Online Music Perception Tests and the Perception of Musicality

23 July, 2008

I compare various online music perception tests to what I believe would be the most scientifically interesting music perception test: a musicality perception test.

by Philip Dorrell

The Tests

Some of the better known music perception tests on the web are:

The Amusia Online Test by Isabelle Peretz
The Tonedeaf Test by Jake Mandell
The Delosis Music Listening Test

The tests on these websites test different aspects of musical "ability". The tests can be summarized as follows:

Amusia Online Test: detection of out-of-time or out-of-tune notes
Tonedeaf: melody discrimination, pitch discrimination, rhythm discrimination and structure recognition
Delosis Music Listening Test: melody discrimination

Each of these tests is a test for some component of music perception. I would claim, however, that none of these tests is the most direct possible test for musical perception, because music perception is primarily the perception of musicality.

Testing the Perception of Musicality

Musicality is a property of music consisting of how "good" or how musical a piece of music is. A simple and straightforward design for a test of musicality perception is the following:

Present pairs of musical items
Ask the subject to choose which item of each pair is the most musical
Mark the subject according to how many times they choose the "right" answer

One obvious problem with this test is that it is in danger of becoming a "test" of musical taste, and musical taste is known to vary from person to person. If I present Beethoven's Moonlight Sonata and Deep Purple's Smoke on the Water as a pair, which one is the "correct" answer?

A second more technical difficulty is that some amusic subjects may "cheat". For example, if a familiar tune is presented together with an unfamiliar tune composed by the test designer, then a reasonable guess is that the familiar tune is the "better" tune, because it is very unlikely that a random music scientist can compose music which is better than well-known popular music.

These problems can be dealt with by making the pairs of tunes as similar as possible in all respects other than their musicality. In particular, for each pair of tunes:

the tunes should be played on the same instruments by the same performers,
the tunes should belong to the same "genre",
the tunes should have similar structure, similar rhythm, and similar chord sequences,
the tunes should be composed by the same person.

It may be necessary to adopt a specific methodology for creating the "good" and "bad" tunes in each pair. It may be difficult to find anyone both willing and able to construct commercial-quality music solely for the purpose of a scientific experiment. However there are many people with sufficient musical talent to improvise effectively on a given rhythm and/or chord sequence, and this may be sufficient for the purpose of designing a musicality perception test.

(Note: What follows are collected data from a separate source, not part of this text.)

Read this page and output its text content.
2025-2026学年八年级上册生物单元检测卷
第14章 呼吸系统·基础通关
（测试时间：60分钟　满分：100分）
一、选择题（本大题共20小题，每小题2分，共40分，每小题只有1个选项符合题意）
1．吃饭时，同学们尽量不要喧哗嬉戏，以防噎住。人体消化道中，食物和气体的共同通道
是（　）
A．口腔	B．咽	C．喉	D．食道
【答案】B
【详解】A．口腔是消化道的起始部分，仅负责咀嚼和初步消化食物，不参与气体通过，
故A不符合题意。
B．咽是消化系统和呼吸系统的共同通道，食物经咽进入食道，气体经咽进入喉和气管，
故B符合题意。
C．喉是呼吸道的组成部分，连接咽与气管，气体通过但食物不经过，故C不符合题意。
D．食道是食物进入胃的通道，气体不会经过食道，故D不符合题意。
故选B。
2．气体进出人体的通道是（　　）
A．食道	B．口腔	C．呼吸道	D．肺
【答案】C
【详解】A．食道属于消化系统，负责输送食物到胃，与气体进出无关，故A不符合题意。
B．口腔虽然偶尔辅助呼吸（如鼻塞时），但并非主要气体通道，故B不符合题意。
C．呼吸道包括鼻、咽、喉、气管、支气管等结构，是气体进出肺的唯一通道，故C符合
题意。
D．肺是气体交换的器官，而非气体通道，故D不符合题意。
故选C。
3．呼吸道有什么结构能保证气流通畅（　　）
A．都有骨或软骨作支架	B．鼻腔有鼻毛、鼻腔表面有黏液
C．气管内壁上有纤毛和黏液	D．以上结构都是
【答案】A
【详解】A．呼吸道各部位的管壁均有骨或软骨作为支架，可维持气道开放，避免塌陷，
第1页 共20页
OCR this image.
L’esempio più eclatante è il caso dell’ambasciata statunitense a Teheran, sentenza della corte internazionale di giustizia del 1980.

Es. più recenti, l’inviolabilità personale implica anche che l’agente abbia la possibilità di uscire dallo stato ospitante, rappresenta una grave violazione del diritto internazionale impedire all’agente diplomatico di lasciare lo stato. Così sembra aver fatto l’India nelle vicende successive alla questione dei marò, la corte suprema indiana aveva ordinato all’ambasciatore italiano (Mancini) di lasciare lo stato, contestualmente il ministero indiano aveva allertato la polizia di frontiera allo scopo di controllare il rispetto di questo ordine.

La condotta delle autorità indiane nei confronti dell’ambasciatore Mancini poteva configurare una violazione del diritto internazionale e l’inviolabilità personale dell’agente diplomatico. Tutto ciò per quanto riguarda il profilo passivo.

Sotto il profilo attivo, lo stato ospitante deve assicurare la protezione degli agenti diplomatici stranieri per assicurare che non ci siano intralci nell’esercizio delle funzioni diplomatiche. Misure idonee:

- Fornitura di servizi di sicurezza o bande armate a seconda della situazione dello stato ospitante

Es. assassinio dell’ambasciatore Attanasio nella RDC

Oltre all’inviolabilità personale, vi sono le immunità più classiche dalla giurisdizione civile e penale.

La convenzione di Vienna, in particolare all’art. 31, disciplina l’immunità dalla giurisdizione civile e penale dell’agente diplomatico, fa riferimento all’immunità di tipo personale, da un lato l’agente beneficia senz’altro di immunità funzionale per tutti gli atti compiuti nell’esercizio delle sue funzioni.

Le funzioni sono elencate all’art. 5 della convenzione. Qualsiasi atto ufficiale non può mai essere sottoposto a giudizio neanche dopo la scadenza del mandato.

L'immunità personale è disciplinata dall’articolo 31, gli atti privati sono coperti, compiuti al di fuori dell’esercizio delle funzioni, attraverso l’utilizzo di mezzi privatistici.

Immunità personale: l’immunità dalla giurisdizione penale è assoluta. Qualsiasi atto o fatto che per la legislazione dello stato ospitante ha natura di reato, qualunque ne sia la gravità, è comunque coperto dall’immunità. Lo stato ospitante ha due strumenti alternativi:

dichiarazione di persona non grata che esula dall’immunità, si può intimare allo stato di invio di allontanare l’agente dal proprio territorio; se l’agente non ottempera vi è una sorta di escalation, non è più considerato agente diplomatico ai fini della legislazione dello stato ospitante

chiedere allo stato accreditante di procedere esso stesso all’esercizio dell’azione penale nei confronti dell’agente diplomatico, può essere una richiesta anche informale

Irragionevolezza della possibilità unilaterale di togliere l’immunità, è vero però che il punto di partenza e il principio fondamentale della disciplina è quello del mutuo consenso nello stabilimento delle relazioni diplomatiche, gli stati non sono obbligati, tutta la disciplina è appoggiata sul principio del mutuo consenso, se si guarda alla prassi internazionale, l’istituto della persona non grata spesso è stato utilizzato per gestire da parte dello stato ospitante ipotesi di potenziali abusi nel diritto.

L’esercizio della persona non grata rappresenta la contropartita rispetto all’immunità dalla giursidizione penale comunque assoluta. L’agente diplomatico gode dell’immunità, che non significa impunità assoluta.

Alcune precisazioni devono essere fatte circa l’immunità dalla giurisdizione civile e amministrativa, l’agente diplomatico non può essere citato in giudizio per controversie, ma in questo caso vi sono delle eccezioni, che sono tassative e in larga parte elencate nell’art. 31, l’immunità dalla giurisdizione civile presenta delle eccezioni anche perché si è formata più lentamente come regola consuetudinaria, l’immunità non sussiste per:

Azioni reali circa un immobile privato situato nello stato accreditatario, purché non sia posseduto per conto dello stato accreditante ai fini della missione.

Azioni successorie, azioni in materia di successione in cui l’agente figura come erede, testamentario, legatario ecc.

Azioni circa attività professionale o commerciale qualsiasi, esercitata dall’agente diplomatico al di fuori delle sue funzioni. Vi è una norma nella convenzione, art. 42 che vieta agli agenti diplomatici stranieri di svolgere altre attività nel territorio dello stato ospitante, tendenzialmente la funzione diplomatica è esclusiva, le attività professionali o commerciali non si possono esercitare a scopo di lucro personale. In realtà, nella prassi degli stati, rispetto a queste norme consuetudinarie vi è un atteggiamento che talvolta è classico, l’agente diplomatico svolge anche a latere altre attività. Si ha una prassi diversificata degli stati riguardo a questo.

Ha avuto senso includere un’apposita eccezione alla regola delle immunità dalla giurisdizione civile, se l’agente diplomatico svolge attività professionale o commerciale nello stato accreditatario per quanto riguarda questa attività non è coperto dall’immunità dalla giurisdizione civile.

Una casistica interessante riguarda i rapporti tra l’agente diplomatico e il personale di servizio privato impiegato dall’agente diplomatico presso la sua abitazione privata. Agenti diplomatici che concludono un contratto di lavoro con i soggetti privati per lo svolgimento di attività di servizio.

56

A "bad" tune can be derived from a "good" tune by taking advantage of the ineffectiveness of existing theories of music:

Compose the "good" tune by a combination of improvisation and refinement.
Write down the "good" tune in musical notation.
Get someone else familiar with music theory to analyse the composed music, and compose a similar tune purely by notating music, without making any attempt to "hear" either the "good" tune or the new one they are composing.
Compare performances of the two tunes to verify their degree of similarity in all aspects other than their musicality.

Scoring

The simplest scoring method for a musicality perception test is to give 1 for the "right" answer and 0 for the "wrong" answer for each pair of tunes.

However there is a risk of spurious bias due to the specific musical taste of the test designer.

For the most part we judge other people as "understanding" music if they perceive the musicality in the same tunes that we do. This can be developed into a scoring method by comparing each subject's choice with that of everyone else. With a large enough sample of subjects, this will remove any dependence of the scoring on arbitrary choices made by the test designer as to what is a "good" tune or what is a "bad" tune.

Scores can be adjusted according to the ratio of choices for each pair of tunes by calculating the entropy, i.e. log p/(1-p) for each tune choice, where p is the proportion of test subjects who made the same choice as the subject being scored. This means that where there is no strong agreement about which tune is the better of a pair (i.e. p = 0.5), the score difference between the "right" answer and the "wrong" answer will be very small. Whereas if there is very strong agreement about which of two tunes is the best, then a subject will be penalised by a greater amount for choosing the "wrong" answer.

The Search for "True" Amusia

All of the tests mentioned above have some intention of identifying amusia (especially the "Amusia Online Test"). As I have explained in my previous blog article, a deficit in some perceptual ability which is a component of music perception is not the same thing as a deficit in music perception per se.

A test for musicality perception would be the most direct test of music perception, and would have the potential to tell us more about the mystery of music than any other kind of music perception test.

Furthermore, tests of more specific perceptual abilities could be used as counter-tests. In other words, the people that music scientists should be most interested in studying are those people who fail the musicality perception test, but who still pass tests of such things as pitch discrimination, melody recognition, rhythm recognition and structure recognition.